I’m not one of the high paid analysts that gets air time on the news to talk about the events unfolding in Afghanistan. I am someone who’s been there, wore a uniform, and came home with scars I get to carry with me for the rest of my life. I’d like to believe I have sweat credibility.
I didn’t get to sleep last night. What I saw on the news and what my friends and wife were sharing with me stirred deep emotions that don’t go away simply because it’s bed time. Here are the thoughts that I’m using to help me get through my feelings:
- Governments have to be credible. The Taliban was the only credible government in that country for the last 20 years.
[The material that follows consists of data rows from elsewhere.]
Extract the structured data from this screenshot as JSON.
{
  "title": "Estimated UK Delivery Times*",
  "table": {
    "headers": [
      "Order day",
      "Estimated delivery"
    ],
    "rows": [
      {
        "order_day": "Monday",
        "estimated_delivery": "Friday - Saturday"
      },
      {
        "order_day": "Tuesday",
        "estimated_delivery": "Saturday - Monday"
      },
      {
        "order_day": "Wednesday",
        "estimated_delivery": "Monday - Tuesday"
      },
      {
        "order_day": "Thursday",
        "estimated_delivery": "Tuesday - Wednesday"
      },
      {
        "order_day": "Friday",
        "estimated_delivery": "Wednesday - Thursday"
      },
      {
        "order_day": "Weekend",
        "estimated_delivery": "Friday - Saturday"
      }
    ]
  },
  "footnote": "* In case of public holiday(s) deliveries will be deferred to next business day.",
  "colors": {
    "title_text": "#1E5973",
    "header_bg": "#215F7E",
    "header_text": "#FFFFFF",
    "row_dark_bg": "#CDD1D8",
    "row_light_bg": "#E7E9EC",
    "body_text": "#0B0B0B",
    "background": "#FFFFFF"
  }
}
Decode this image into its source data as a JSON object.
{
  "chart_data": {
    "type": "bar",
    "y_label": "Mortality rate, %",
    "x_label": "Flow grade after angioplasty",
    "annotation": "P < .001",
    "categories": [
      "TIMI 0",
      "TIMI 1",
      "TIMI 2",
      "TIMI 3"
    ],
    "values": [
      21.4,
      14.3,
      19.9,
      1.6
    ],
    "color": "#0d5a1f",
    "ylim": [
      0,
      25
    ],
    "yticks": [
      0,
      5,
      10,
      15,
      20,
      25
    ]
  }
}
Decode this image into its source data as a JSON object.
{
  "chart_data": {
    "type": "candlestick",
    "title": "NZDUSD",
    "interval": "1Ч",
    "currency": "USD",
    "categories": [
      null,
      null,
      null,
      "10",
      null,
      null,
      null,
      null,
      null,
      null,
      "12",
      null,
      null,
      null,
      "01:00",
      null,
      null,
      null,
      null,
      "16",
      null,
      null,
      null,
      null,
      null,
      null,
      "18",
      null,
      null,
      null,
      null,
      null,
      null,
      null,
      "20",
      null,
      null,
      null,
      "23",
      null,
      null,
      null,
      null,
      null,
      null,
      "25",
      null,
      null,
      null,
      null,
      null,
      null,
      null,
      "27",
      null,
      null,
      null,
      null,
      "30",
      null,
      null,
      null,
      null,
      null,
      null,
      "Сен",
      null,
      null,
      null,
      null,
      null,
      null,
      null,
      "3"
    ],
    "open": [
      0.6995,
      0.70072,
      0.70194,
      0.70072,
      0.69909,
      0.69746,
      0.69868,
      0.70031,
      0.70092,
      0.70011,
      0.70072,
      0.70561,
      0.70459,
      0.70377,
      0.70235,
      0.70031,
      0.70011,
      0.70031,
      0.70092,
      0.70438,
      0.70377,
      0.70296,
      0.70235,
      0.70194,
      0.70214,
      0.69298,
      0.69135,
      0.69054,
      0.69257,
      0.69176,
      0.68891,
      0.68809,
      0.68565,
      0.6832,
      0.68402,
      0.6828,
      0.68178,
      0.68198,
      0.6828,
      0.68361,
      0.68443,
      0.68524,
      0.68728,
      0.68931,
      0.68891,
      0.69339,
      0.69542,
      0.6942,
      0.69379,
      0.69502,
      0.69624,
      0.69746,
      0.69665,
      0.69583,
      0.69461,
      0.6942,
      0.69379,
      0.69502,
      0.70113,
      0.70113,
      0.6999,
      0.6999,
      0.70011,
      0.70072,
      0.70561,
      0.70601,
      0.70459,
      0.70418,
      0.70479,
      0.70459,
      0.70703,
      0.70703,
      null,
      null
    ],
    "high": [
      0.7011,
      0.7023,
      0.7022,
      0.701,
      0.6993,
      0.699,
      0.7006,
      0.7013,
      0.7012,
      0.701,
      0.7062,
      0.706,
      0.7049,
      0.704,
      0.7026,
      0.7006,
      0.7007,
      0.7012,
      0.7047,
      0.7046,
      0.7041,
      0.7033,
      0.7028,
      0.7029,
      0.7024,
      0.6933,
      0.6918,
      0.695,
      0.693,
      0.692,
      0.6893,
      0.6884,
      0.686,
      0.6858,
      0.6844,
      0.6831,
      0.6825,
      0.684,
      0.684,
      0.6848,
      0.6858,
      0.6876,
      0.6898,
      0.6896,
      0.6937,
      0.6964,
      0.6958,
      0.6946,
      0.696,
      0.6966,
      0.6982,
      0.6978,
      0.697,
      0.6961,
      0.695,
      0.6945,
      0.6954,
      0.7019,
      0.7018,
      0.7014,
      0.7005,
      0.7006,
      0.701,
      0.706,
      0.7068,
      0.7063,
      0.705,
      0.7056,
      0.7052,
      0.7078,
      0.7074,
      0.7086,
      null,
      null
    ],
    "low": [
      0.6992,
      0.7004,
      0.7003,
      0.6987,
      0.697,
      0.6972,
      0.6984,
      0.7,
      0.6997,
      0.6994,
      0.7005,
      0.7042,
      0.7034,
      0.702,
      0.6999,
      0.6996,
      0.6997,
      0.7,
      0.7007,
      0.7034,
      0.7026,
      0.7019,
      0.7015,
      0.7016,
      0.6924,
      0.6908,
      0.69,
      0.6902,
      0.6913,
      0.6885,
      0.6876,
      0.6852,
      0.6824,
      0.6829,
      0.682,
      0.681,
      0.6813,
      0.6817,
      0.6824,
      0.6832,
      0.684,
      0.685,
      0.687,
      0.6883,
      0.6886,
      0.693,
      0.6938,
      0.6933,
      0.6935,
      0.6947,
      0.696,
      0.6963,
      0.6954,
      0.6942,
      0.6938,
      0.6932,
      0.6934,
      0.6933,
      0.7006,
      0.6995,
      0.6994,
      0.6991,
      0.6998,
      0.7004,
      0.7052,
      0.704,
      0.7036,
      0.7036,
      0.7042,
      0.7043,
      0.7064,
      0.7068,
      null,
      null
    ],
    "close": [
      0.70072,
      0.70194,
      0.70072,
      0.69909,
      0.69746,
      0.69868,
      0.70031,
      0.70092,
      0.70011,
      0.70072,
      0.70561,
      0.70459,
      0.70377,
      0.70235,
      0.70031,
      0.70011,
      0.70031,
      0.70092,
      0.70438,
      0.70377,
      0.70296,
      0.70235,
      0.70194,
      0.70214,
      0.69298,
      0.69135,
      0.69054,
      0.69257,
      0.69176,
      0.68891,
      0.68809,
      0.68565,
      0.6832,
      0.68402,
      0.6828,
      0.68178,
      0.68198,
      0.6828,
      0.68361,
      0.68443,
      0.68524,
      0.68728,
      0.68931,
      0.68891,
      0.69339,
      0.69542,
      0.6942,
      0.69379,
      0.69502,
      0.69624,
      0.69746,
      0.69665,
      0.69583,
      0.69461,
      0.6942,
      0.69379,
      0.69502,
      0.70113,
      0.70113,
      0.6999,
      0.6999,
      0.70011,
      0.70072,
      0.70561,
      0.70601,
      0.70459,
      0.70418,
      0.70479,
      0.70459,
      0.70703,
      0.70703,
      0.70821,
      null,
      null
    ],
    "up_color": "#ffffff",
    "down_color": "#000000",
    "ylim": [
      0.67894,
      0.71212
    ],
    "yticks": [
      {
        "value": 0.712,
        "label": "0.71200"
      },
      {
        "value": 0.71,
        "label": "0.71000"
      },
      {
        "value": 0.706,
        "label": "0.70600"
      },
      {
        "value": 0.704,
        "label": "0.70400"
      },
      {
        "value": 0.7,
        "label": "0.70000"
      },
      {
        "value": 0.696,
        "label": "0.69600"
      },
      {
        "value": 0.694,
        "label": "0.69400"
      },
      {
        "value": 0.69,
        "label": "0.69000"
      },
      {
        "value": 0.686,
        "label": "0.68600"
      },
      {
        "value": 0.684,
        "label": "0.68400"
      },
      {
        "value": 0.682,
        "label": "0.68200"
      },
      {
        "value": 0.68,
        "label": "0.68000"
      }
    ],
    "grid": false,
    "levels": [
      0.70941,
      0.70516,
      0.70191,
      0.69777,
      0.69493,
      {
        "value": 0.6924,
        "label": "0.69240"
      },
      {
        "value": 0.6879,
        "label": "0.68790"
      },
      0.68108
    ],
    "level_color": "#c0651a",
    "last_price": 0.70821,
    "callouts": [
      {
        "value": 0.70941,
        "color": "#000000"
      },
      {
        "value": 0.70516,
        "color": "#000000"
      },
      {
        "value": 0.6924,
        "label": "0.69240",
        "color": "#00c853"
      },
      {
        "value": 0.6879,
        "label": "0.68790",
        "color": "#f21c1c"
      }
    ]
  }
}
When they said something they did it.
- We didn’t.
- The Afghan Army didn’t.
- The Afghan Police didn’t.
- There are great people in Afghanistan.
- There are wonderful husbands, fathers, and brothers who live and work hard for their families.
- There are wonderful mothers, daughters, and sisters who live and work hard for their families.
- The environment is harsh. The instability is harsh. These people have risen to the challenge for generations. They can rise to this challenge.
- We’re only seeing a small snapshot in time.
- The public ignored this war for the better part of the 20 years it’s been going on. Now they’re seeing the consequence of incompetence that’s been inherent for most of the two decades it was fought.
- This chapter is a sad one, but we’re not seeing the whole story. What’s not on the news?
- When you take the longest view possible you see the greatest opportunity for hope. There’s still plenty of room for hope.